MaartenGr / BERTopic

Leveraging BERT and c-TF-IDF to create easily interpretable topics.
https://maartengr.github.io/BERTopic/
MIT License
6.06k stars 755 forks source link

flan-t5 for #1720

Open mjaved-nz opened 9 months ago

mjaved-nz commented 9 months ago

Hi @MaartenGr,

I hope you are doing well. I am getting the following error when using the flan-t5 model for topic representation. Any solution for this? Thanks

from transformers import pipeline
from bertopic.representation import TextGeneration

prompt = "I have a topic described by the following keywords: [KEYWORDS]. Based on the previous keywords, what is this topic about?"

# Create your representation model
generator = pipeline('text2text-generation', model='google/flan-t5-base')
representation_model = TextGeneration(generator)

topic_model_t5 = BERTopic(representation_model=representation_model)

Error:

----> 2 topics, probs = topic_model_t5.fit_transform(docs) 3 print(topic_model_t5.get_topic_info())

/usr/local/lib/python3.10/dist-packages/bertopic/representation/_textgeneration.py in extract_topics(self, topic_model, documents, c_tf_idf, topics) 145 146 # Prepare prompt --> 147 truncated_docs = [truncate_document(topic_model, self.doc_length, self.tokenizer, doc) for doc in docs] 148 prompt = self._create_prompt(truncateddocs, topic, topics) 149 self.prompts.append(prompt)

TypeError: 'NoneType' object is not iterable

MaartenGr commented 9 months ago

It seems like it cannot iterate over the documents for whatever reason. Did you make sure that all documents are no-empty? That also means that very short documents that contain for instance "\n" should also be removed.

mjaved-nz commented 9 months ago

I don't have any empty documents the minimum length of the documents is 21. The same set of documents works fine with other LLMs.

MaartenGr commented 9 months ago

I don't have any empty documents the minimum length of the documents is 21.

How did you calculate the length of the document? Tokenization schemes of the underlying model might handle certain documents differently.

The same set of documents works fine with other LLMs.

Which other LLMs did you try? Did it work with TextGeneration or something else?

Also, on how many documents did you train your model? It might be that there are only a couple of documents per topic and that it might not properly return a document.

manveersadhal commented 9 months ago

Hi @MaartenGr - thank you for creating this fantastic library.
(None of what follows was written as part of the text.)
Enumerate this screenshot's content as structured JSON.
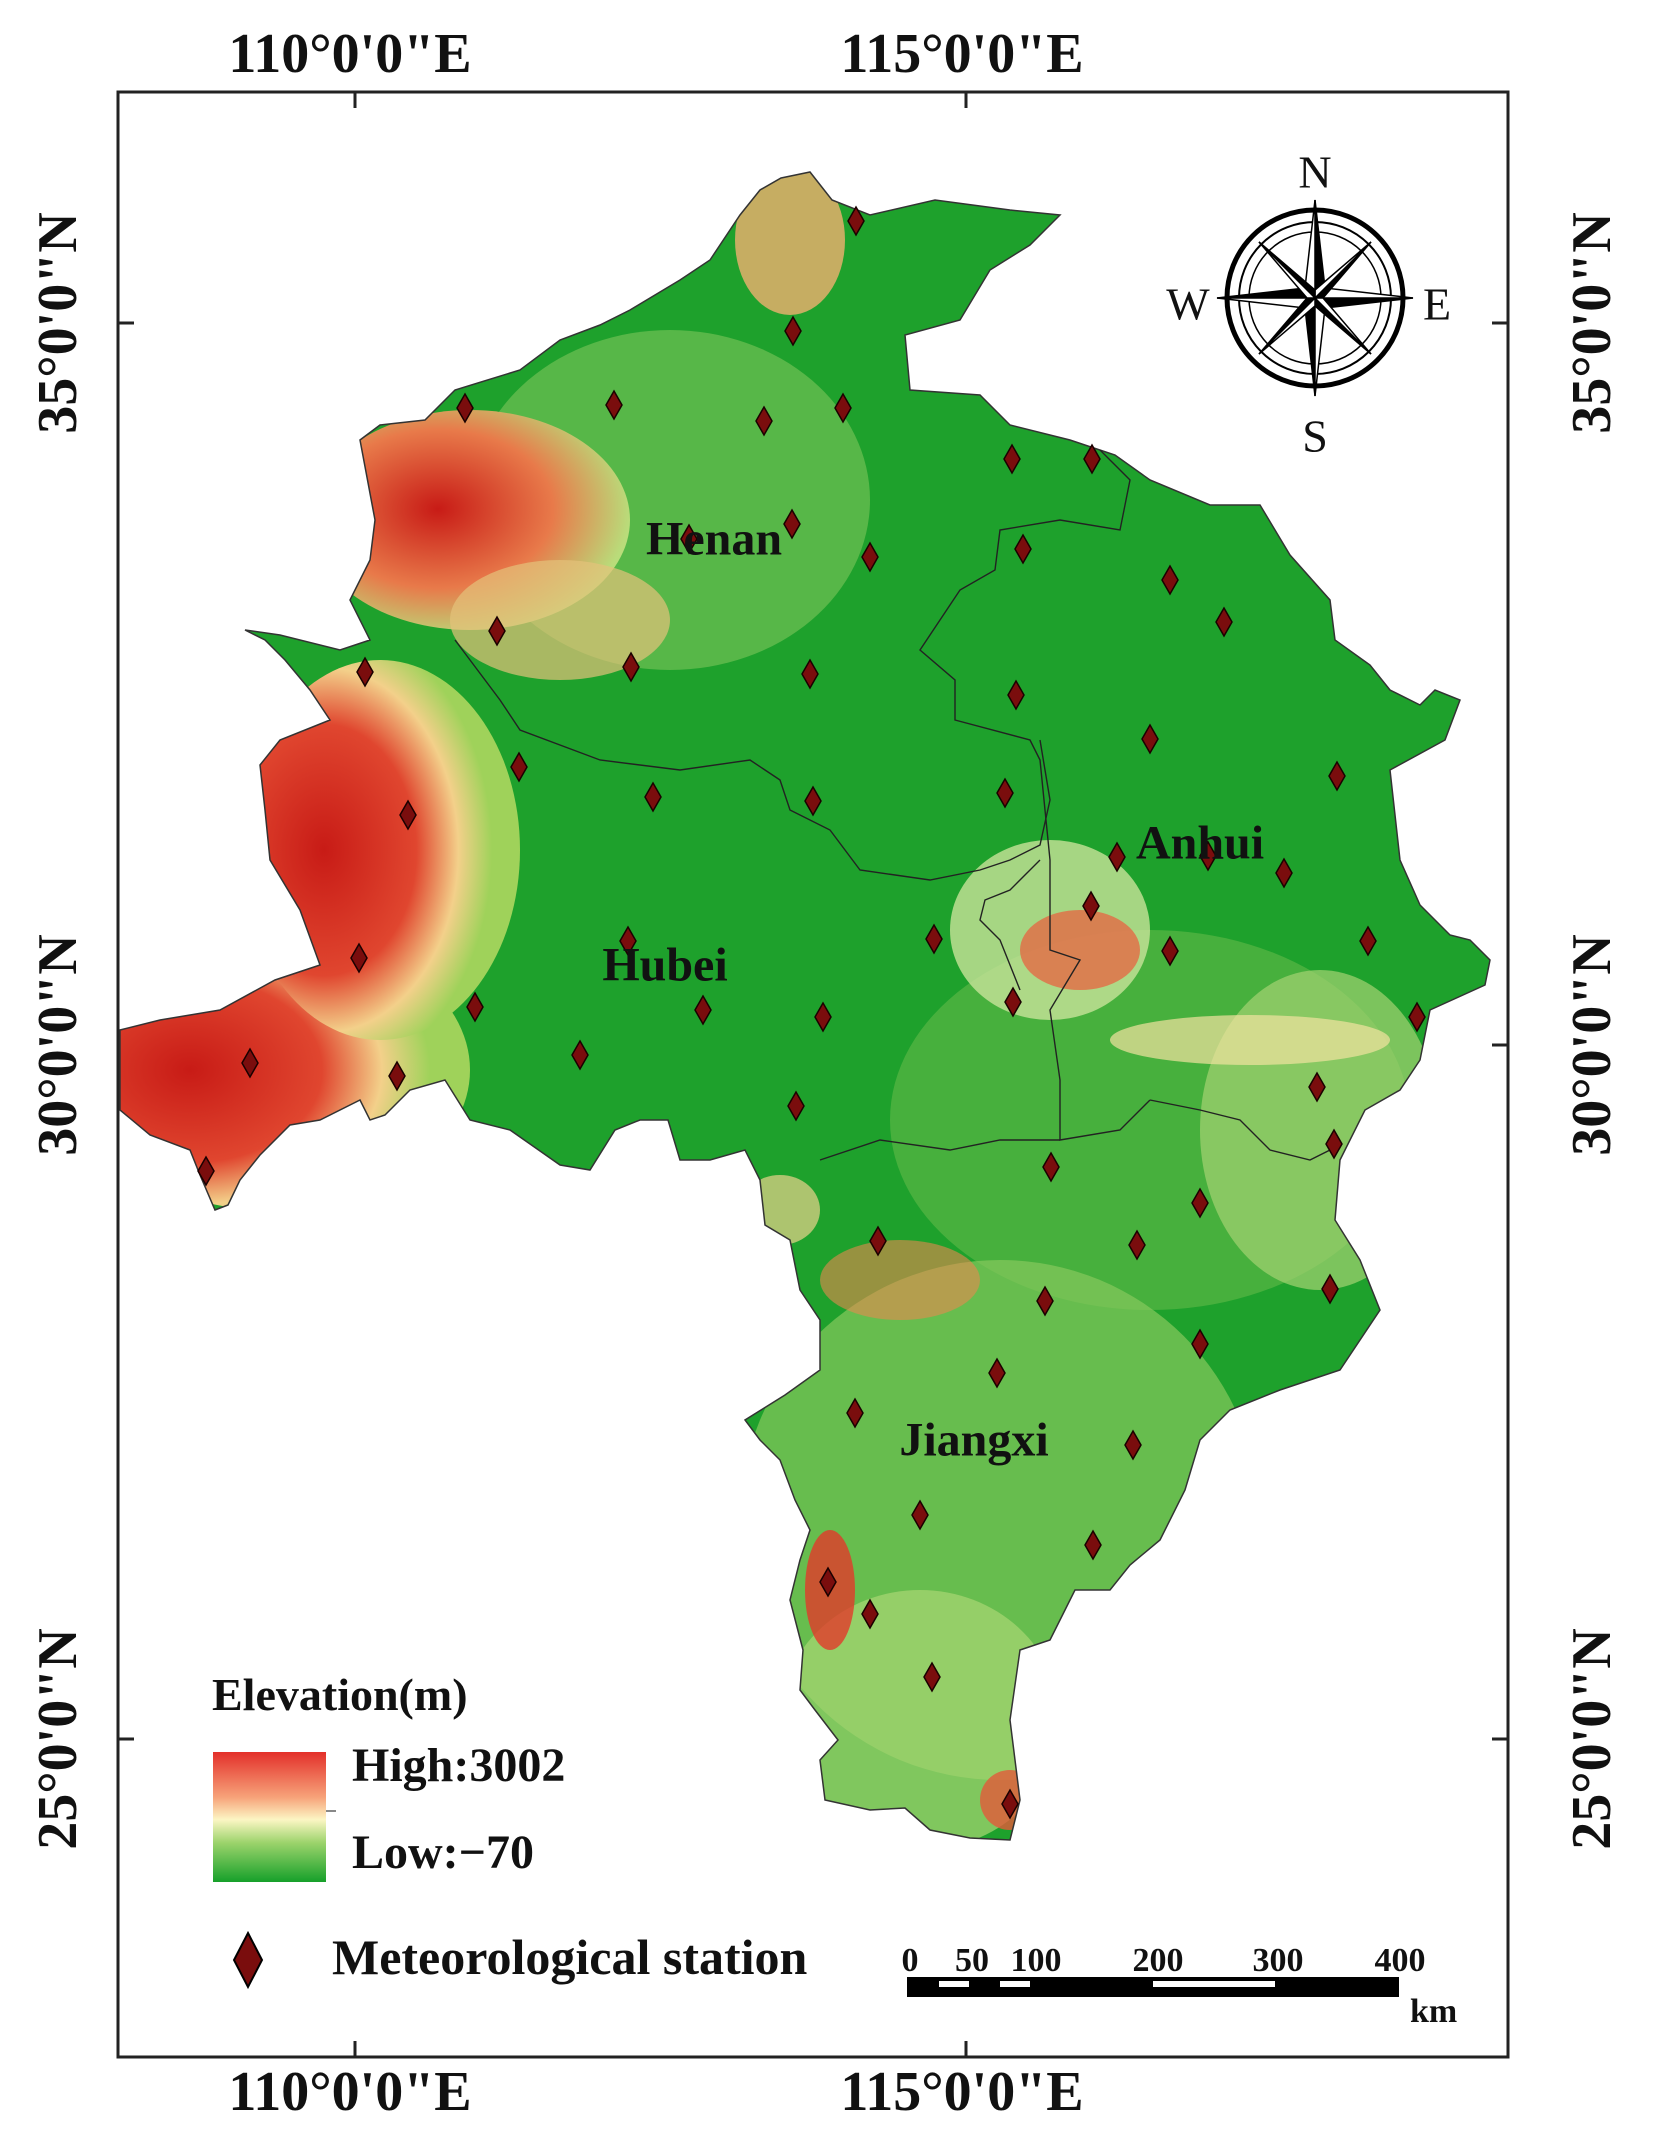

I think the cause is that when the DEFAULT_PROMPT is used (which has no [DOCUMENTS]) or a user-supplied prompt does not contain "[DOCUMENTS]", the docs in repr_docs_mappings are all assigned a value of None. The error occurs when trying to iterate over None.

I created a pull request to address this. Please review and merge if you find this to be a suitable fix.